De nombreux domaines doivent être inspectés et supervisés, mais les effectifs d'inspection sont réduits. Le Comité doit donc procéder à une organisation et à une répartition rationnelles des tâches afin d'en garantir l'efficacité. Actuellement, notre agence ne compte que 165 employés, dont plus de 100 exercent des fonctions techniques et les autres sont affectés à des tâches administratives, à la recherche, à l'organisation, aux revues, etc. Nous devons donc sélectionner avec la plus grande rigueur les domaines à inspecter.Si nous le faisons à grande échelle, la qualité sera faible et nous ne pourrons pas tout faire.

Récemment, la Commission centrale d'inspection a judicieusement sélectionné les zones d'inspection et les sites clés. Par conséquent, les résultats ont été très positifs.

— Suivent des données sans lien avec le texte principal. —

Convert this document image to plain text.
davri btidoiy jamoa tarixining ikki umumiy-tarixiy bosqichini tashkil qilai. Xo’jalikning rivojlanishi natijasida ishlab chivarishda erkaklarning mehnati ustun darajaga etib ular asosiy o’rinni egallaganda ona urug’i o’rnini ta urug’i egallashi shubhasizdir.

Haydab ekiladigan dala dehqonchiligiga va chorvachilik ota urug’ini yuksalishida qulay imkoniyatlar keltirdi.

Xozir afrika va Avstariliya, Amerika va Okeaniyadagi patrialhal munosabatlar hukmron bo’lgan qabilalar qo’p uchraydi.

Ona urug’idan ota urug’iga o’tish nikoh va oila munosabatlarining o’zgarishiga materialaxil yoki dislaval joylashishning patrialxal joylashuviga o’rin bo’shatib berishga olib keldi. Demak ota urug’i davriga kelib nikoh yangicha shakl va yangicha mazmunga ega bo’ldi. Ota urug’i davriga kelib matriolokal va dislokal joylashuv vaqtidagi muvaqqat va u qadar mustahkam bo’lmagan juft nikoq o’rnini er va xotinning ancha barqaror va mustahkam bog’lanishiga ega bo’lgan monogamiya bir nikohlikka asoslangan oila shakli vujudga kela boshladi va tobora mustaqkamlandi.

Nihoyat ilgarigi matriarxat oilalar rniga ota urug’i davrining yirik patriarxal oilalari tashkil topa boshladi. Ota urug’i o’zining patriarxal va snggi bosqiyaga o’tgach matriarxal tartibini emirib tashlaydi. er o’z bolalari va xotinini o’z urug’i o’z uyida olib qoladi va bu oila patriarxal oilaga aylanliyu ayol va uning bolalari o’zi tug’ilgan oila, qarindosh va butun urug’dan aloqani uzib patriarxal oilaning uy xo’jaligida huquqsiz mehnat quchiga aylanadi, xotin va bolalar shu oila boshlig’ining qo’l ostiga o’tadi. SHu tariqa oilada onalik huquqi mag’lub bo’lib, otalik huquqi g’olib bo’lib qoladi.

Au total, 33 cas d'infractions présumées ont fait l'objet d'enquêtes et de mesures disciplinaires l'année dernière, dont 24 cas et des organisations tierces ont été visés par des enquêtes pour infractions présumées.

Auparavant, la résolution n° 4 du Comité central soulignait qu’« un nombre important de cadres et de membres du Parti ont dégénéré et sont devenus corrompus », mais la question demeure : « Où se trouve ce nombre important ? » Les résultats récents de la Commission centrale d’inspection ont révélé qu’un nombre significatif de ces personnes se trouvent dans plusieurs agences, y compris les plus hautes fonctions, et qu’elles ont fait l’objet d’enquêtes et ont été reconnues coupables de violations justifiant des mesures disciplinaires.

MaisMonsieur, quelles difficultés rencontrent les organismes d'inspection lorsqu'ils ont affaire à des hauts fonctionnaires et à des problèmes complexes ?

La difficulté réside dans le choix des sujets à inspecter, car ils sont nombreux et nécessitent une réflexion approfondie. Le choix des personnes à inspecter est également complexe. Étant donné que les organisations et les individus inspectés occupent des postes d'autorité, leur inspection présente de nombreux défis.

Dans un premier temps, ils expriment leur désaccord ou réagissent. La difficulté majeure du processus d'inspection réside dans la distinction entre le bien et le mal, car les personnes inspectées admettent rarement leurs manquements ou leurs erreurs d'emblée. Il est donc nécessaire de confronter directement les membres du parti, en s'appuyant sur des preuves, des résultats de vérification, des documents et des éléments de preuve, afin de les amener à reconnaître leurs erreurs.

Il s'agit d'une combinaison de critique et d'autocritique, volontaire et obligatoire. L'essence est volontaire, mais lorsqu'elle ne l'est pas, des preuves doivent être présentées pour contraindre à l'aveu.

Outre la lutte contre les défauts et les méfaits des autres, nous devons aussi lutter contre les tentations que nous nous opposons à nous-mêmes.

« La discipline sert à dissuader et à éduquer, pas à punir. »

- À quelles tentations avez-vous personnellement été confronté dans l'exercice de vos fonctions ?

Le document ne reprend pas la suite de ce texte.